‘The heckler’s veto is alive and well at the University of Pittsburgh…’
(Kaylee McGhee, Liberty Headlines) The Young America’s Foundation threatened to sue the University of Pittsburgh on Monday if the school does not rescind a discriminatory security fee imposed on conservative commentator Ben Shapiro’s lecture.
Shapiro’s event at the university was pre-approved, but just two days before he was set to take the stage, the University of Pittsburgh told YAF it needed to pay a $5,546.52 security fee.
When asked why the fee was so high, the school cited “controversy” and “protests” at other schools as a justification.
Pittsburgh handed YAF the fee with little time to contest it or raise funds to pay it, potentially jeopardizing YAF’s future events on Pittsburgh’s campus.
“[The fee] allows the administrators to have unfettered discretion in determining what kind of security is needed for an event,” said YAF spokesperson Spencer Brown, according to The Pittsburgh Post-Gazette. “It opens the door … to charge conservatives for more security, whereas leftist speakers are not charged extra fees.”

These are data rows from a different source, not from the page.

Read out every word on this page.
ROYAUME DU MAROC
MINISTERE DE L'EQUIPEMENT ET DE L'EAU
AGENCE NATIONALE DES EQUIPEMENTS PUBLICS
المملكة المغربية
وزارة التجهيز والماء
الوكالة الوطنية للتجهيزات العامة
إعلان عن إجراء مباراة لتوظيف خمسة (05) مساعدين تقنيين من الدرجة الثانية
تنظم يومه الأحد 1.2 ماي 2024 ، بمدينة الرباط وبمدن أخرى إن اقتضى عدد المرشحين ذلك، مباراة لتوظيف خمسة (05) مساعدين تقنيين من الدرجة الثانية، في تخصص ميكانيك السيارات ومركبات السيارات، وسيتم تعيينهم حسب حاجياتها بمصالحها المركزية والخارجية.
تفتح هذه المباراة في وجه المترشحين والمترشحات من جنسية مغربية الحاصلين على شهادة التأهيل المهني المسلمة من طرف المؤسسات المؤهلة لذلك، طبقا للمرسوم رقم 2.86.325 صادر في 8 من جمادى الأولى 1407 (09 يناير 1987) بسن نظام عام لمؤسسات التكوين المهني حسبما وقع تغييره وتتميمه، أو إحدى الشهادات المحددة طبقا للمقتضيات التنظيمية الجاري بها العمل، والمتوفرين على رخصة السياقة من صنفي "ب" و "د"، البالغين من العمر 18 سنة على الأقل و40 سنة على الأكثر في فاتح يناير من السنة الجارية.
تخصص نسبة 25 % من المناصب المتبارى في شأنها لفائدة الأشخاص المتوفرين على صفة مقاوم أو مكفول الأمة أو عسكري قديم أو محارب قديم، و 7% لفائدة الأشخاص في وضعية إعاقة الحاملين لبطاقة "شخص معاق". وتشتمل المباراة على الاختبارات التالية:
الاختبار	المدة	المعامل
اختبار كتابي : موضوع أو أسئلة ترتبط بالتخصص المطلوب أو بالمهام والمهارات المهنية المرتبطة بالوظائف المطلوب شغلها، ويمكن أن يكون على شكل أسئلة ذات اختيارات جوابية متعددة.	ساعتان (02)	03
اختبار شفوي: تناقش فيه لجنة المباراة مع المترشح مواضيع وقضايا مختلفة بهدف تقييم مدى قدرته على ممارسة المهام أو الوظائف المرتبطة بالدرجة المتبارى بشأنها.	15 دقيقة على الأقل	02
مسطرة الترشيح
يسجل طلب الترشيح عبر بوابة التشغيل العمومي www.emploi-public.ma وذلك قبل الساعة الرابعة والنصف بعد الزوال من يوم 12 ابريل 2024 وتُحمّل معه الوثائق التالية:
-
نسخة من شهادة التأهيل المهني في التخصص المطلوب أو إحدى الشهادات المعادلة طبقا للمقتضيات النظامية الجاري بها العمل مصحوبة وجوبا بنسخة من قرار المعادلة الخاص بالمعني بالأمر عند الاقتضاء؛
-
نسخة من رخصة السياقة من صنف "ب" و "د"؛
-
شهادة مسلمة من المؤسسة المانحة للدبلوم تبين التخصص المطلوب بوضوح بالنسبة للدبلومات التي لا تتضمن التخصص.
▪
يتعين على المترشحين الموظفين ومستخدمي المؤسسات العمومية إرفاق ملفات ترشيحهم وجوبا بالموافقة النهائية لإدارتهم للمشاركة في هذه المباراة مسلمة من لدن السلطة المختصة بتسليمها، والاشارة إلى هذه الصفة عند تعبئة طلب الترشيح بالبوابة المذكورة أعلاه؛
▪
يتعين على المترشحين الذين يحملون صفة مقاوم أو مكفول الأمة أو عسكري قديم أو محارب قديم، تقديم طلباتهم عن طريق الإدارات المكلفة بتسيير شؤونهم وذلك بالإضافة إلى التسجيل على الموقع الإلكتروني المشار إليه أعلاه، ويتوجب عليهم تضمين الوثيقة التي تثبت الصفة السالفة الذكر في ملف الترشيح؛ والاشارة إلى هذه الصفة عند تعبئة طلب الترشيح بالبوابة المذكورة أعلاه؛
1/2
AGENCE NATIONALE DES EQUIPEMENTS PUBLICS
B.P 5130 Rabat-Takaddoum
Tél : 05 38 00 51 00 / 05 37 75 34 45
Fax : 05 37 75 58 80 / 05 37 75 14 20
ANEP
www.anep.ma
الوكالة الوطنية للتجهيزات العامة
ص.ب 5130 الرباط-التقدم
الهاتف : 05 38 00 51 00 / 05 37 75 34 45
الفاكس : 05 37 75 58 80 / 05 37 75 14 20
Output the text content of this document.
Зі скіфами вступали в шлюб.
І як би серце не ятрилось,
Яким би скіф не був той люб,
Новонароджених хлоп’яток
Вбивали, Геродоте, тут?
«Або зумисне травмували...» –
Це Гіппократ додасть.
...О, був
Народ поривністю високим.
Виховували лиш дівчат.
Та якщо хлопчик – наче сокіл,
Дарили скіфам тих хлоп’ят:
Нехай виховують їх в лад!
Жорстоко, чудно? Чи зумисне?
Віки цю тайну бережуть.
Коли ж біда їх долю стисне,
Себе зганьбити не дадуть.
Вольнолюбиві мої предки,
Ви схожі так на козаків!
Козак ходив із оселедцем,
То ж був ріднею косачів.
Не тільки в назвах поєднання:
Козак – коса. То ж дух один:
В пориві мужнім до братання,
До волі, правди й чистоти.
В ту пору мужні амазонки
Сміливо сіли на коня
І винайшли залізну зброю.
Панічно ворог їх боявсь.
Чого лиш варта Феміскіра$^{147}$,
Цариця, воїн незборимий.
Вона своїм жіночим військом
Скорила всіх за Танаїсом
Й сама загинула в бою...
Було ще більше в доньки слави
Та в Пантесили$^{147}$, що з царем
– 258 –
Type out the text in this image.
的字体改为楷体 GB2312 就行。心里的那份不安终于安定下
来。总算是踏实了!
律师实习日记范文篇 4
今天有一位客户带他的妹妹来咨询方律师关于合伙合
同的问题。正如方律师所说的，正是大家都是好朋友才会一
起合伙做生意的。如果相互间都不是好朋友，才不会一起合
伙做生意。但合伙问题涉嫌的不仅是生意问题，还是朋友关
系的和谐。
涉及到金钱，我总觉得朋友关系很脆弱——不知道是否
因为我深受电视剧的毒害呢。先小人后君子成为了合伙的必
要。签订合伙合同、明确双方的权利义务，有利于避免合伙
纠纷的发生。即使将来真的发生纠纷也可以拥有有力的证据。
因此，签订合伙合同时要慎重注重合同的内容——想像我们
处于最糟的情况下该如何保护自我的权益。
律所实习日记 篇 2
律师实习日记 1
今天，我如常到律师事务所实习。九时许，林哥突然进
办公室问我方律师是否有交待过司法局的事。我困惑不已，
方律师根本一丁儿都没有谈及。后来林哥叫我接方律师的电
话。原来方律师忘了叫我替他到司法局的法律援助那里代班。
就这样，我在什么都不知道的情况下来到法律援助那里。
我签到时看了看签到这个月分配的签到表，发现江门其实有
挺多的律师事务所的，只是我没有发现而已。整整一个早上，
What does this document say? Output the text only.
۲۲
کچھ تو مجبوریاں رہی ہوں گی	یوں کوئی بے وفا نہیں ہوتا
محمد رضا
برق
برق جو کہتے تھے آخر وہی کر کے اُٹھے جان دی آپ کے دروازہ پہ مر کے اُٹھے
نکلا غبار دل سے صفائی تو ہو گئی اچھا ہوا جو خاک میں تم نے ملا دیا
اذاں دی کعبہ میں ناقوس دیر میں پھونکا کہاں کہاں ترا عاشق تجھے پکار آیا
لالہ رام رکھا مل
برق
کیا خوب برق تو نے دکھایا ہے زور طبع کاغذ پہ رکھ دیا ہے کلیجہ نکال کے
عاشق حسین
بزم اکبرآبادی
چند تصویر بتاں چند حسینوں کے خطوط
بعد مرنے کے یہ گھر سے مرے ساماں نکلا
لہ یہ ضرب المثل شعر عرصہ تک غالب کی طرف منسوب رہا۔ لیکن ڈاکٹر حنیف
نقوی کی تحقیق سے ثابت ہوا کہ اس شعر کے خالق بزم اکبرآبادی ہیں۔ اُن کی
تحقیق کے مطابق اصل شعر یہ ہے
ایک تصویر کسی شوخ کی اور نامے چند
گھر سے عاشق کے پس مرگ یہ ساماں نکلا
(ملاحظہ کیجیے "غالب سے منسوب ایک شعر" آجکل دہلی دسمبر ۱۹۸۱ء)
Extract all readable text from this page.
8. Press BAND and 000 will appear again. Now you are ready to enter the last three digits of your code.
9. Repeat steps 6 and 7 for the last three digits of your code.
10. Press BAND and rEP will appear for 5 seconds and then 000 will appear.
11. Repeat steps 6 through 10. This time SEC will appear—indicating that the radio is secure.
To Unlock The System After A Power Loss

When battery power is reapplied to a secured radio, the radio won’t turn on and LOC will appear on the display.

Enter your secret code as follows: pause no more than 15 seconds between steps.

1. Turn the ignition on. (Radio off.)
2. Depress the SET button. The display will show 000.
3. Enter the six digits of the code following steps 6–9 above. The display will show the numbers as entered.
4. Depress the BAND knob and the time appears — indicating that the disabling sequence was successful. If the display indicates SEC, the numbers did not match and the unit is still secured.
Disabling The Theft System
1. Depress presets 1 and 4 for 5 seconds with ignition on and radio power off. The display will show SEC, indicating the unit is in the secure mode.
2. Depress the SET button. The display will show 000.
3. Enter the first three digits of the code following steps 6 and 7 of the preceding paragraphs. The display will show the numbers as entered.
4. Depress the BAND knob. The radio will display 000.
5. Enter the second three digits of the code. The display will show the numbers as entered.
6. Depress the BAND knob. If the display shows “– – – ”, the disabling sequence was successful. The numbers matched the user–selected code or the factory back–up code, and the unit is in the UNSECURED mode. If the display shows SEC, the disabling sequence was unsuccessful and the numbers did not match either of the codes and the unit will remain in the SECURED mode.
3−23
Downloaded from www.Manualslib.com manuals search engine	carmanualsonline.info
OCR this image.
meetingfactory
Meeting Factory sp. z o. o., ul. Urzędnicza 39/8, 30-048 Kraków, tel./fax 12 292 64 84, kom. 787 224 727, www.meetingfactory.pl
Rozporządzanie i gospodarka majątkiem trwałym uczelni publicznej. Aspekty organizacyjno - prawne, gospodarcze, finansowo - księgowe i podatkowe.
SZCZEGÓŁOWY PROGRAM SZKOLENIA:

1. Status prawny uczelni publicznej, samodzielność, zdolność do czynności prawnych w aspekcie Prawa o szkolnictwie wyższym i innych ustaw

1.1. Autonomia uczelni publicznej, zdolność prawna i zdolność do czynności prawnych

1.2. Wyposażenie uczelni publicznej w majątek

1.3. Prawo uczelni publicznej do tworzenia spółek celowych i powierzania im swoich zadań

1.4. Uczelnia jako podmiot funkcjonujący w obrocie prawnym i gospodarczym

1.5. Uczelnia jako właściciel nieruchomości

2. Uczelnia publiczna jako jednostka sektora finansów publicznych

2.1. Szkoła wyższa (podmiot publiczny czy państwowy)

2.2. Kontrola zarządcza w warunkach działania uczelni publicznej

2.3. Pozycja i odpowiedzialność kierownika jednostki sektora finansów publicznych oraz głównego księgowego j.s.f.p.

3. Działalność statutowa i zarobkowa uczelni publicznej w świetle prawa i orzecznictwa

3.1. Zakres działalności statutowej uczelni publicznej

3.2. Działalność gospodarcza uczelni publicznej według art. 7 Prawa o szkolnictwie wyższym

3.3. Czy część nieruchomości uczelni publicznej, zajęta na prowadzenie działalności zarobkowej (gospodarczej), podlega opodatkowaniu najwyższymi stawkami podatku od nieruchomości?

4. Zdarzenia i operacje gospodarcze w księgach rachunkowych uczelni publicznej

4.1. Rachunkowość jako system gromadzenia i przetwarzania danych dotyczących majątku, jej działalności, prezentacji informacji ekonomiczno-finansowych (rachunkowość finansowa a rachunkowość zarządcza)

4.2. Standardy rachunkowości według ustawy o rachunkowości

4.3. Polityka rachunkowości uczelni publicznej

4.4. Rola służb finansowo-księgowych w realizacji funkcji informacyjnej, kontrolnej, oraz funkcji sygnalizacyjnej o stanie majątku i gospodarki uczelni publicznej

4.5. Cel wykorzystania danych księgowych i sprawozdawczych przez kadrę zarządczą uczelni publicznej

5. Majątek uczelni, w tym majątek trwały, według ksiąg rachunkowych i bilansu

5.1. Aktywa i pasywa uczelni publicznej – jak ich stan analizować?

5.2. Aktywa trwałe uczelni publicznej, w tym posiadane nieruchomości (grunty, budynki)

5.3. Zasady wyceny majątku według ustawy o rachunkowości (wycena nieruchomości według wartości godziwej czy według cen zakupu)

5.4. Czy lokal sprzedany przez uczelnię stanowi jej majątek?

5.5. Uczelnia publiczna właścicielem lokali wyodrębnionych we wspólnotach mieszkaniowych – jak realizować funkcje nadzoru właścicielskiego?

YAF is willing to take it to court though, claiming the fee is intentionally discriminatory because it charged Shapiro’s event, but won’t charge other, leftists public speakers.
“The heckler’s veto is alive and well at the University of Pittsburgh,” Brown said in a statement. “Administrators at Pitt penalized YAF and College Republicans with an unconstitutional, exorbitant ‘security fee’ based on both the content of Ben Shapiro’s speech and the potential for protestors.”
Represented by Alliance Defending Freedom, YAF informed the university of its intent to challenge the fee on Nov. 13.
“The U.S. Supreme Court has made it clear: Public universities can’t enact policies that stifle free speech simply because administrators fear protestors might show up or students might be offended,” ADF Senior Counsel Jonathan Larcomb said in a statement. “The reason for that is simple: Speech isn’t free if the speaker can be forced to pay money simply because somebody may object. The Supreme Court has specifically stated that security fees, such as the ones Pitt has assessed, aren’t constitutionally permissible.”